12)Jeongin Benim.

922 112 113
                                    

Medya bir hatırlatmadır😌😚

Yapmam gereken ödevlerim olduğu için bölüm atmayı unutuyorum üzgünüm🥺😔
_____________________________

Hyunjin eve dönerken sadece evde olacak kaosu düşünüyordu. Babasından korkmuyordu. Babasının annesine zarar verme ihtimalinden korkuyordu. Düşündükçe kafayı yiyeceğini farketmişti Hyunjin.

Hızlıca akşamın on birinde evine yürümüş ve kapıyı açmak için anahtarlarını çıkarmıştı. Anne ve babasının kavga sesleri geliyordu içeriden. Anahtarı çok sessiz olmaya çalışarak kapı deliğine sokup çevirmişti. Yavaşça içeri girip kapıyı aynı yavaşlıkta kapatmıştı.

Oturma odasının kapısından anne ve babasına bakıyordu şimdi. Yanlarına giderse eğer bir şey olur diye korkuyordu. Çok ama çok korkuyordu.

Yavaşça odasına çıkıp üstünü değiştirdi ve yatağına girdi. Uyumaya çalıştı ama imkansızdı. Aşağıdaki sesler uyumasına engel oluyordu.

Hyunjin daha fazla dayanamayıp oturma odasına gitmişti. Kapının kenarından gördüğü şeylerle ağzı şokla açılmıştı. Babası sonuna kadar suçlu olmasına rağmen içmiş ve üstüne annesini dövüyordu.

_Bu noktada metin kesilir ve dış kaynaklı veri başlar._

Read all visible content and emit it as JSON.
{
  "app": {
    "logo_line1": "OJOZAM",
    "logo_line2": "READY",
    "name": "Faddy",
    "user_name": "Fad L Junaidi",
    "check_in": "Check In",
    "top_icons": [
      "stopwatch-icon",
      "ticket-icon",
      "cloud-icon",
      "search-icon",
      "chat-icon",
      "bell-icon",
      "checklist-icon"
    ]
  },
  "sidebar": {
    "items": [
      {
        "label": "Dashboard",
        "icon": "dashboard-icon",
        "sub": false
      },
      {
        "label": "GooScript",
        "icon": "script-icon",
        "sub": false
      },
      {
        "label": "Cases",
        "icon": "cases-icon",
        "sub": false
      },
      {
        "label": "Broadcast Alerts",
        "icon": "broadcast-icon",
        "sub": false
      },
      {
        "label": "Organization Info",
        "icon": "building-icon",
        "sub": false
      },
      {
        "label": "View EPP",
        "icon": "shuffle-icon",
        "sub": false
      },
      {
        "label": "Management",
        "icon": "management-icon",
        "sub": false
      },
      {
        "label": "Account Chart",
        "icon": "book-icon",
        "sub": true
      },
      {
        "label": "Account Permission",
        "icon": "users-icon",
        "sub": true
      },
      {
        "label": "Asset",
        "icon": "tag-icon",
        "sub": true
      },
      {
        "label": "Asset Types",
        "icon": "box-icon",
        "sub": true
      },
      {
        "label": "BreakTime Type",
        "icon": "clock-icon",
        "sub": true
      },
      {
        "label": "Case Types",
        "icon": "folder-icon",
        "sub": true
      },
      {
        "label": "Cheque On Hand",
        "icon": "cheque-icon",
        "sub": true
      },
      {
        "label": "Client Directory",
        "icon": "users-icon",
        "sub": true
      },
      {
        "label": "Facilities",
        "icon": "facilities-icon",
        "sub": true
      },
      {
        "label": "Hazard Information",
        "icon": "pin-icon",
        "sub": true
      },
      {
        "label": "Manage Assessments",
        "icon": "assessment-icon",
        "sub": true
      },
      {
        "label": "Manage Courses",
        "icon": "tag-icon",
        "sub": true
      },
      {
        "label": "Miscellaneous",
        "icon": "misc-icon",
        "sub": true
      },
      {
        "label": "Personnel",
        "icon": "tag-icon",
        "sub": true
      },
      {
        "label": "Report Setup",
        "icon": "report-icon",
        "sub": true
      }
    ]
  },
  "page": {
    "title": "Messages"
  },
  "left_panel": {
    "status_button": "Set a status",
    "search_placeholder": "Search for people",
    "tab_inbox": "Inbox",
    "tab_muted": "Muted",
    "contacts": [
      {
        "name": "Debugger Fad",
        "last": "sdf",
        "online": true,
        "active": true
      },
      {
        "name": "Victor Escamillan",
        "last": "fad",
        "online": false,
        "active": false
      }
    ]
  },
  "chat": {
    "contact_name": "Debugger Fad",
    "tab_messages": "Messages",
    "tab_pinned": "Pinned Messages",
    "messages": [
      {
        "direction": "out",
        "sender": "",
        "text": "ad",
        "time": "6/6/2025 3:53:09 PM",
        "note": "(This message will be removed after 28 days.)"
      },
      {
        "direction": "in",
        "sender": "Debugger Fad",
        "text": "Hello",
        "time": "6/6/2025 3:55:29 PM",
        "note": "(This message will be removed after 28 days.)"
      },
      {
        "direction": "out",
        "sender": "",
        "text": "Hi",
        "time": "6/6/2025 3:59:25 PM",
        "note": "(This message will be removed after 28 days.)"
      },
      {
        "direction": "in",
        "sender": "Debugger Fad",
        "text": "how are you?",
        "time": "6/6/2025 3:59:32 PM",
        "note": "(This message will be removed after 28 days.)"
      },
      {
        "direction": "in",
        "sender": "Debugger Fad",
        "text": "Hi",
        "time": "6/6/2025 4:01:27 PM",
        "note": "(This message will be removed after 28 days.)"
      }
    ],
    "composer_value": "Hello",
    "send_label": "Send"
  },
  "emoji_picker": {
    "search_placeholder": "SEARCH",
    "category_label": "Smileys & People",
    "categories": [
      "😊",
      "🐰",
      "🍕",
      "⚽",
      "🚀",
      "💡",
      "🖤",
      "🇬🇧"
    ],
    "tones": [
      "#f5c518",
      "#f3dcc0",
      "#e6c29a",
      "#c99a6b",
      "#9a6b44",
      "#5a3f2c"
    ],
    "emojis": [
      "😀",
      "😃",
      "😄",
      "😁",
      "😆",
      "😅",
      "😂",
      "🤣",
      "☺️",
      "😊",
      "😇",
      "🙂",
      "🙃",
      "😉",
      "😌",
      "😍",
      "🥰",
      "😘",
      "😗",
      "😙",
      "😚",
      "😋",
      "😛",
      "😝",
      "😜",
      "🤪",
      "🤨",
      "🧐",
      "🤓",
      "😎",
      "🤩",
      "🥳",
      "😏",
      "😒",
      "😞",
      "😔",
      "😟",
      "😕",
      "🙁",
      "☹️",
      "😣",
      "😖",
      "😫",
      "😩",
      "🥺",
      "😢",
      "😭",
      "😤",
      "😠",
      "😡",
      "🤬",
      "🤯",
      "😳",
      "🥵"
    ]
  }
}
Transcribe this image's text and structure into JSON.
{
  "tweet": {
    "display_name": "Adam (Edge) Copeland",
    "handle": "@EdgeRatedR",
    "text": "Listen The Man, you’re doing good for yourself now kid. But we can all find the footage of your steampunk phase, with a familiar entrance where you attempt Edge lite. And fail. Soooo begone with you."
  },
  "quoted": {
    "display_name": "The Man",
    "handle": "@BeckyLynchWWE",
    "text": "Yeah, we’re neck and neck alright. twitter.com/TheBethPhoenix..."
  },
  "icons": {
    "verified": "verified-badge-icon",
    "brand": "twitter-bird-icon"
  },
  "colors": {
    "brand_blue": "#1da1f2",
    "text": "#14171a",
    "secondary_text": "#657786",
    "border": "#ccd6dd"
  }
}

Bu bardağı taşıran son damla olmuştu Hyunjin için. Hiç düşünmeden babasını koltuğa itip yumruklamıştı. Sarhoş olduğu için beş yumruğun ardından kendini kaybeden ama hala bilinci yerinde olan adamı gördükten sonra gözleri camdaki siyah giyinimli kafasında siyah şapka olan birine kaymıştı.

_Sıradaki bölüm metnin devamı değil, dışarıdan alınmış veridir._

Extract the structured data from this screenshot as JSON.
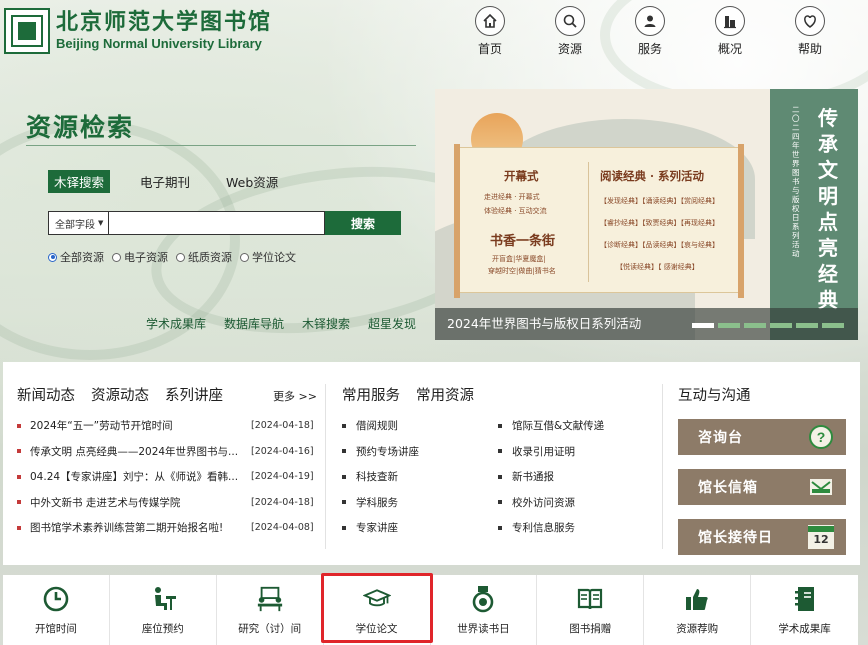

Kimdi o? Niye Hyunjin'lerin evini gözetliyordu? Bunu sadece Tanrı ve o kişi bilebilirdi. Yinede Hyunjin'in tüylerini ürpertmişti. Korkunç görünüyordu.

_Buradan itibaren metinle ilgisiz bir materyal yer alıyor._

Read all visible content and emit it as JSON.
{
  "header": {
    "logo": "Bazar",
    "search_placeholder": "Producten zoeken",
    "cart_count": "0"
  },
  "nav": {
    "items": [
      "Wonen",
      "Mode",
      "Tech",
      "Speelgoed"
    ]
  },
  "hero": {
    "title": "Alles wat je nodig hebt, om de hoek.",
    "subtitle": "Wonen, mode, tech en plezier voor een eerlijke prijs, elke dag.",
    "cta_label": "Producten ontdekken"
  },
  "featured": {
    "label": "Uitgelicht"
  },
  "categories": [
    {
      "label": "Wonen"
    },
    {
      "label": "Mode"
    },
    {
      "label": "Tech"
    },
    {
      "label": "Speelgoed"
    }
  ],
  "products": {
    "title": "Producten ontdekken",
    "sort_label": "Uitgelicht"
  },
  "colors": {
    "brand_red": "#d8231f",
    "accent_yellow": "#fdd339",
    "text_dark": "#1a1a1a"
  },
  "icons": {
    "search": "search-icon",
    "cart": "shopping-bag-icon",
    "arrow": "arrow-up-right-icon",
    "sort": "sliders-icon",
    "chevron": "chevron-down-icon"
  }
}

Hyunjin o kişiye dikkatlice bakmaya çalışıyordu ki babası boğazına yapışmıştı. Hyunjin'in sertçe duvara itmiş ve bağırmıştı. Hyunjin'in canı çok yanmıştı ama umrunda değildi. Ayağa kalkıp babasına kafa tutmaya devam ediyordu.

Annesi ise polisi aramıştı gizlice. Sadece oğlunun ve eşinin kavgalarını izliyordu. Gözü camlarından içeri giren daha demin dışarıda gördüğü siyah giyinimli kişiye dönmüştü Hyunjin'in.

Yanına gidip engel olmak için koşmaya çalışmıştı ama babasının cebinden çıkardığı çakı ile geri gidip duvara yapışıp kalmıştı. Kıpırdamıyordu. Sadece arkasında olan duvara yapışık kalmayı tercih etmişti.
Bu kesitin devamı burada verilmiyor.